Aide historique pour sauver le dernier fabricant français de pneus reconditionnés

Aide historique pour sauver le dernier fabricant français de pneus reconditionnés

Une aide financière pour soutenir le dernier fabricant français de pneus reconditionnés

Face aux difficultés rencontrées par Black Star, le seul fabricant français de pneus reconditionnés encore en activité, le gouvernement a annoncé la mise en place d’un dispositif d’aide financière. Selon ce mécanisme, chaque pneu rechapé vendu en France rapporterait au moins 6 euros à l’entreprise, financés par les éco-organismes.

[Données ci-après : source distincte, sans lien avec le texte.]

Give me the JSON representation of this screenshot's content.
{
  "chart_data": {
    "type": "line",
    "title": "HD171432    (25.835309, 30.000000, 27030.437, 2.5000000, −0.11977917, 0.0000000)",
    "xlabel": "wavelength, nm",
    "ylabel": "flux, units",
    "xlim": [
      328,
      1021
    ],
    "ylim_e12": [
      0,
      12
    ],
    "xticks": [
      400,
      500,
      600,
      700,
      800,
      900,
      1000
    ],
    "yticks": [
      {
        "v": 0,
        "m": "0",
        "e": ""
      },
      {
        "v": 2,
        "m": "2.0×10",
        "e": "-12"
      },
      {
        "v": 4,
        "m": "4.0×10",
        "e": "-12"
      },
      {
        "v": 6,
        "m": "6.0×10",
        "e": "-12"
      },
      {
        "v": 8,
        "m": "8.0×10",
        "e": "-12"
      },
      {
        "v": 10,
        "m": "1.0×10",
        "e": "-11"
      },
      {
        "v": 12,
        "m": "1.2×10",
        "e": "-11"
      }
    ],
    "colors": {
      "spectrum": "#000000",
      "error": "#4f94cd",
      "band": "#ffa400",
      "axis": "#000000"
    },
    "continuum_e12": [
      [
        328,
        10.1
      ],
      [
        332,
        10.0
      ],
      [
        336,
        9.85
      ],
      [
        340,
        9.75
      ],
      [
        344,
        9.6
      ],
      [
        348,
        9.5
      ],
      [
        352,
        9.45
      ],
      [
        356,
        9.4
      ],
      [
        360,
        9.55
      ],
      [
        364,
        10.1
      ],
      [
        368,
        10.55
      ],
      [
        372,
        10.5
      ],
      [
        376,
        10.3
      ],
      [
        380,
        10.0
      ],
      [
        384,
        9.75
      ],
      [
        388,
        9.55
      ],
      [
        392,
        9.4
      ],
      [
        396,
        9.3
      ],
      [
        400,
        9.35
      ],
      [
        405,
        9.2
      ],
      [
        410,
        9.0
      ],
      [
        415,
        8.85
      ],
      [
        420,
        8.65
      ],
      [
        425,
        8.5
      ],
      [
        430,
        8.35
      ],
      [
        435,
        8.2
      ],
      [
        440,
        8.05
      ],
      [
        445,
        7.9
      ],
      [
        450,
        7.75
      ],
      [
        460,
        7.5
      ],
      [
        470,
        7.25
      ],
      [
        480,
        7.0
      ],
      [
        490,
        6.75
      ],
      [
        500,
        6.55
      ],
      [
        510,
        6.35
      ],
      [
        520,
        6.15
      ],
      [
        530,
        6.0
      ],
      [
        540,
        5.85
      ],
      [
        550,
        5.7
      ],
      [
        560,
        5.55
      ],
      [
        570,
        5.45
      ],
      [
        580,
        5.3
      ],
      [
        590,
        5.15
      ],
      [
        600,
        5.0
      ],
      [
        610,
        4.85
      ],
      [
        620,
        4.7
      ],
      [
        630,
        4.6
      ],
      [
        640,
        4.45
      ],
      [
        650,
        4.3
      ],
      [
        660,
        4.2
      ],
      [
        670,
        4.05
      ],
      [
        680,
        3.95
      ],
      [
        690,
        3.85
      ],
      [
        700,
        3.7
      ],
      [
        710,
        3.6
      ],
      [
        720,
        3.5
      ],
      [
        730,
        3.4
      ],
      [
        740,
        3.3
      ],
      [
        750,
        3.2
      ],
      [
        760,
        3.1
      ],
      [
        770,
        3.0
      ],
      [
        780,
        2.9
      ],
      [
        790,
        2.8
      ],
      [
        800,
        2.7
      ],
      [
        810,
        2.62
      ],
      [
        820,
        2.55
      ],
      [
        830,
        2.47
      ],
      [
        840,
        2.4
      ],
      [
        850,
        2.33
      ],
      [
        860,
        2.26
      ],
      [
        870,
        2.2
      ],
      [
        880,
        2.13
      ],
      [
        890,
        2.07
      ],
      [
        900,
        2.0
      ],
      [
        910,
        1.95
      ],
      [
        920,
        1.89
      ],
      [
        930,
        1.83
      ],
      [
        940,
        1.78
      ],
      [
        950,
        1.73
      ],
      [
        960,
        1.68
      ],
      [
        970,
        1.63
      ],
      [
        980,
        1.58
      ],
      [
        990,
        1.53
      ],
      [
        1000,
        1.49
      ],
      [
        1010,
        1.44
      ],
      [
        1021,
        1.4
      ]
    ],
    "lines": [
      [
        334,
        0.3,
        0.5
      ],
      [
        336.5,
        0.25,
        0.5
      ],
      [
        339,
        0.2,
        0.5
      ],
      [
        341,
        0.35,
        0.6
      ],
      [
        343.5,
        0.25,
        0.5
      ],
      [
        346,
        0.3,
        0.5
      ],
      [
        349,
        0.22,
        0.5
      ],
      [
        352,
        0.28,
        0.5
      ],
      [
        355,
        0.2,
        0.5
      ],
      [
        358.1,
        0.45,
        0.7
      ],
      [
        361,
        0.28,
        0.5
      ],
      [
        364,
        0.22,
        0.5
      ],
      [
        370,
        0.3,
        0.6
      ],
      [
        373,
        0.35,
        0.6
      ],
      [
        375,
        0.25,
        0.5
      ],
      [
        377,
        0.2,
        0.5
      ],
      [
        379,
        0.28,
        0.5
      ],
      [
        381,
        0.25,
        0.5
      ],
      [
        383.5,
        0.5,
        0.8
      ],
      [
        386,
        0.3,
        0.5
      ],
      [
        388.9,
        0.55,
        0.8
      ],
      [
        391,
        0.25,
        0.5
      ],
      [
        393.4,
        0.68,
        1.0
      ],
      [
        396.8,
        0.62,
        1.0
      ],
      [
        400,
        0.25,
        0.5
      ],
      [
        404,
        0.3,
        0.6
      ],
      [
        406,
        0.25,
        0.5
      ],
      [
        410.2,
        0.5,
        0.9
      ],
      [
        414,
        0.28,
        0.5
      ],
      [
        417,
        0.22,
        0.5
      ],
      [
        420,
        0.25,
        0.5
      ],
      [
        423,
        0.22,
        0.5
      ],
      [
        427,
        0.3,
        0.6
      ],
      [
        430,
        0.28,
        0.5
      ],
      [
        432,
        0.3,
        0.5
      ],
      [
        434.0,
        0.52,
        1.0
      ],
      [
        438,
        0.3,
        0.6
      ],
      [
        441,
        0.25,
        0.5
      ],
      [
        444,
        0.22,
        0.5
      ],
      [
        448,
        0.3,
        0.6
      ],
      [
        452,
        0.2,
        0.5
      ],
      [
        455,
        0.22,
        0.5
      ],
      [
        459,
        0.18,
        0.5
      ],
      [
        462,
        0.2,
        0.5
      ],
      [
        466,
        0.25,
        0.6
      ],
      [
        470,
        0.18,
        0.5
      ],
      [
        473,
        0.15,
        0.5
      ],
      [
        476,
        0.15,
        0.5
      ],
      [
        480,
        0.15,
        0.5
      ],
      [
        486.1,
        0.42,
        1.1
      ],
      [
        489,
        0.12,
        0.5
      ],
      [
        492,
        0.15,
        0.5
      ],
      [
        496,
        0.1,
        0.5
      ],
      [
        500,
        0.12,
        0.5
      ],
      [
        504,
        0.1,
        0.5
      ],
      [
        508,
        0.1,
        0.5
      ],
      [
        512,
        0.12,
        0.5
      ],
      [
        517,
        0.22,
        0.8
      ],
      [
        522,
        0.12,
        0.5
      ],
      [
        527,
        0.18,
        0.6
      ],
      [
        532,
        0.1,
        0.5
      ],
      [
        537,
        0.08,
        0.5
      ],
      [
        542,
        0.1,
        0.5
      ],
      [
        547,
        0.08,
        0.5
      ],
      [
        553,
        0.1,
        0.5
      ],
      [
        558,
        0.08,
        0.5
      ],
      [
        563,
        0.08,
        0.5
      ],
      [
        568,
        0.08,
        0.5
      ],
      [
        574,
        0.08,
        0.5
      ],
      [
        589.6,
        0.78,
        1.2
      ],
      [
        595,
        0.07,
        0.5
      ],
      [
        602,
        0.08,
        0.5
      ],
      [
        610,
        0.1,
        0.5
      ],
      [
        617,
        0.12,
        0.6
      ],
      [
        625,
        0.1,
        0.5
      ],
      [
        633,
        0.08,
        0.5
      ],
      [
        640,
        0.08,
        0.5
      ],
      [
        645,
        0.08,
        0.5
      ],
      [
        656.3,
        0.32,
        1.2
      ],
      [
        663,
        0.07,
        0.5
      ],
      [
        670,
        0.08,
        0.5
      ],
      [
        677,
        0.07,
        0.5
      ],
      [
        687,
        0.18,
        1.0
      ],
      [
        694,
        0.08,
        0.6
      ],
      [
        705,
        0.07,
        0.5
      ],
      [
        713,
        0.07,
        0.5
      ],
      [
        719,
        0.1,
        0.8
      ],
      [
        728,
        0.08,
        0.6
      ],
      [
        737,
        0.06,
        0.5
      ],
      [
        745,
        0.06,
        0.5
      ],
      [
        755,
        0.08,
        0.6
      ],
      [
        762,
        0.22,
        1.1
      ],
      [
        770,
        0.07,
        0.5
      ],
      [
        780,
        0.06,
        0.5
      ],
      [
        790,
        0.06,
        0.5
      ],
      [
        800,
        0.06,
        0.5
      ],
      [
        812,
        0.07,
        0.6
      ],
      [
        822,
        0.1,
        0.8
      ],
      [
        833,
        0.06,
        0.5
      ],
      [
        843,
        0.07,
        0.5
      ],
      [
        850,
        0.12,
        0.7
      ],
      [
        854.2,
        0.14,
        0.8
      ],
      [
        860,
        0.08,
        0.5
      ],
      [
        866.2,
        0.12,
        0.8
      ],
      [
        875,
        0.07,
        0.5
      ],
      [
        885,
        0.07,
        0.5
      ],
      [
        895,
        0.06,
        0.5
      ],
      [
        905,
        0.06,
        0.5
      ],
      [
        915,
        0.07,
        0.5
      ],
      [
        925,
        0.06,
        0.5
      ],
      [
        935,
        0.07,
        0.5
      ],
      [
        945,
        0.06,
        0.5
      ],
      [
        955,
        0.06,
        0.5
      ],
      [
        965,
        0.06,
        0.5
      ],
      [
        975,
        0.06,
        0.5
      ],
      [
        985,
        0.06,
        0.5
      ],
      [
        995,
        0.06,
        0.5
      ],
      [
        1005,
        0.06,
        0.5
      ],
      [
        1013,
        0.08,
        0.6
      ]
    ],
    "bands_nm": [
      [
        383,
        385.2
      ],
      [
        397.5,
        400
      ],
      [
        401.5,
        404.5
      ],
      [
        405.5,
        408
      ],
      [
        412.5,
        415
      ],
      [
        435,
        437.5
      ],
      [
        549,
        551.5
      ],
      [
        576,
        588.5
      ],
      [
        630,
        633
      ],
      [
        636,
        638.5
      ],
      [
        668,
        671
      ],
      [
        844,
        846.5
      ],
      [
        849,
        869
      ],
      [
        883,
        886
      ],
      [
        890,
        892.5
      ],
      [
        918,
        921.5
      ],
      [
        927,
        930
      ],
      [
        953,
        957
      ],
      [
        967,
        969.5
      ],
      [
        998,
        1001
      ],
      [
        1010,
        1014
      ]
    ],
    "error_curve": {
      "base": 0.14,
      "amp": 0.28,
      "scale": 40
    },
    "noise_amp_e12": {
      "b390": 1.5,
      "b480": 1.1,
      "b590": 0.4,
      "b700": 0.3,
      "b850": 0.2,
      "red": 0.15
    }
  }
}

Mathieu Lefèvre, ministre délégué à la Transition écologique, estime que cette aide pourrait représenter environ 4 millions d’euros par an pour Black Star. Il précise que cette somme pourrait renforcer la compétitivité de l’entreprise face aux pneus neufs importés.

Une situation difficile mais des perspectives d’amélioration

Laurent Cabassu, directeur général de Black Star, accueille cette annonce avec prudence. Il se dit « extrêmement satisfait » mais souligne que « six euros par pneu rechapé » reste insuffisant pour couvrir tous les coûts. L’entreprise, qui emploie 150 personnes entre Vienne (Isère) et Béthune (Pas-de-Calais), a enregistré une perte de 8,5 millions d’euros en 2025.

Les difficultés de Black Star sont multiples : le prix élevé des pneus usagés, la concurrence chinoise déloyale, et une partie de ces pneus qui se révèlent de mauvaise qualité et deviennent inutilisables.

Des innovations technologiques en vue

Malgré tout, l’espoir renaît pour Black Star. La direction évoque une « avancée technologique imminente » permettant d’améliorer le tri des pneus usés. Cette innovation, prévue « d’ici quelques mois », pourrait considérablement réduire les coûts et changer la donne économique de l’entreprise.

Le gouvernement promet également une mise en œuvre rapide du dispositif d’aide, conscient que « le temps industriel est précieux ».

Une situation d’urgence et des perspectives de reprise

Black Star, placée en sauvegarde fin janvier, attend des offres de reprise jusqu’au 4 mars. Si aucune offre officielle n’a encore été déposée, Laurent Cabassu note des signaux encourageants, notamment des personnes qui viennent se renseigner. Le soutien public vise à rendre la société plus attractive pour d’éventuels investisseurs.

Un engagement de l’État pour l’avenir du secteur

Au-delà de cette aide financière, toute la filière du recyclage des pneus doit être revitalisée. Une loi de 2020 oblige déjà les administrations à privilégier l’achat de pneus reconditionnés, mais son application reste limitée. Mathieu Lefèvre insiste : « L’État doit être exemplaire. »

Il s’engage à faire en sorte que la commande publique favorise réellement les solutions françaises, durables et performantes.